Die Lausitzer Rundschau, Cottbus, zu Hartz
IV/Proteste:
Fast 90 000 Menschen gingen am Montag bundesweit auf die Straße,
um sich gegen Hartz IV Luft zu machen. Das ist sicher keine
Volksbewegung, aber eine Verdoppelung der Zahl aus der Vorwoche. Und
einmal mehr konzentrierte sich der Protest zwischen Rostock und Suhl.
Damit scheint sich das Klischee vom Jammerossi erneut zu
bewahrheiten. Nicht nur, dass der Osten ein Fass ohne Boden ist.

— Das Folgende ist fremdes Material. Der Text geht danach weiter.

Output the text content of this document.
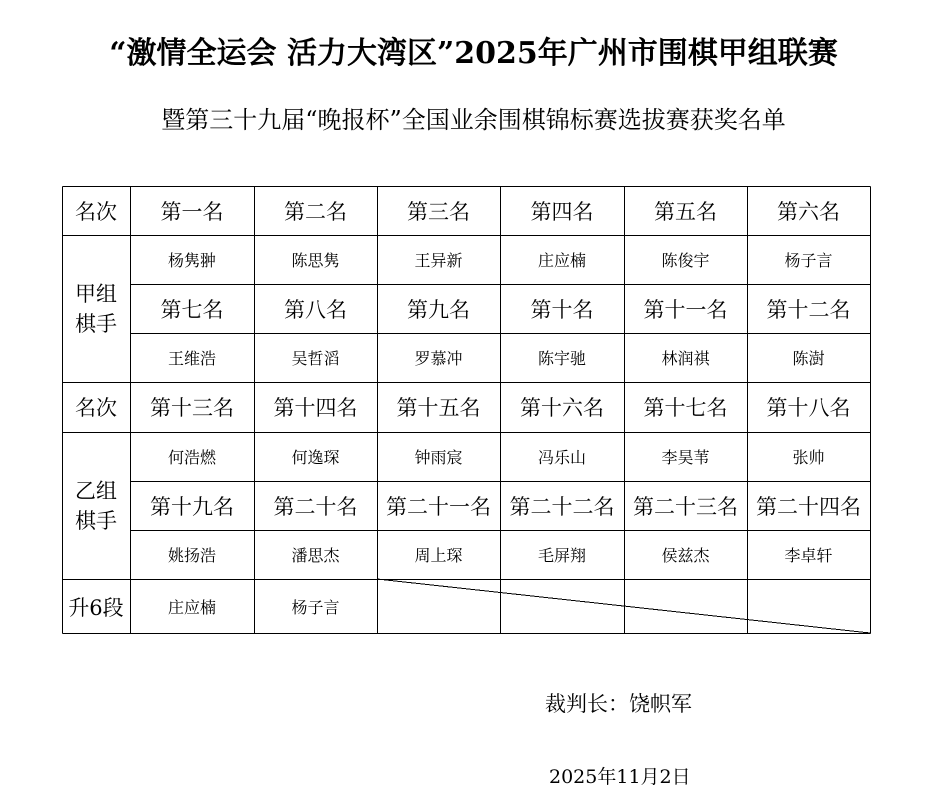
“激情全运会 活力大湾区”2025年广州市围棋甲组联赛
暨第三十九届“晚报杯”全国业余围棋锦标赛选拔赛获奖名单
名次	第一名	第二名	第三名	第四名	第五名	第六名
杨隽翀	陈思隽	王异新	庄应楠	陈俊宇	杨子言
第七名	第八名	第九名	第十名	第十一名	第十二名
王维浩	吴哲滔	罗慕冲	陈宇驰	林润祺	陈澍
甲组
棋手
名次	第十三名	第十四名	第十五名	第十六名	第十七名	第十八名
何浩燃	何逸琛	钟雨宸	冯乐山	李昊苇	张帅
第十九名	第二十名	第二十一名 第二十二名 第二十三名 第二十四名
姚扬浩	潘思杰	周上琛	毛屏翔	侯兹杰	李卓轩
乙组
棋手
升6段	庄应楠	杨子言
裁判长：饶帜军
2025年11月2日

Seine Bewohner sind obendrein auch noch undankbar. Klingt eingängig,
ist deshalb aber lange nicht richtig. Was im Osten die Wut hoch-
kochen lässt, hat Brandenburgs Ministerpräsident Matthias Platzeck
jetzt auf eine schlichte Formel gebracht: Es handele sich um ein
„Grundgefühl der Zweitklassigkeit“. Und die angefeindete
Arbeitsmarktreform sei dabei nur der Tropfen, der das Fass zum
Überlaufen gebracht hat. Dieser Befund lässt sich schwerlich
entkräften. Er manifestiert sich schon im Gesetz selbst. 14 Jahre
nach der deutschen Einheit ist der Langzeitarbeitslose West immer
noch mehr wert als sein Schicksalsgenosse im Osten. Wer in Hannover
lebt, erhält 345 Euro Arbeitslosengeld II. In Magdeburg sind es 14
Euro weniger. Am Ende wird sich mancher Ostdeutsche damit sogar
besser stellen als jetzt. Aber das tut wenig zur Sache. Die
Emotionen, von vornherein benachteiligt zu sein, sind stärker. Das
Grundübel ist freilich der krasse Mangel an Arbeitsplätzen.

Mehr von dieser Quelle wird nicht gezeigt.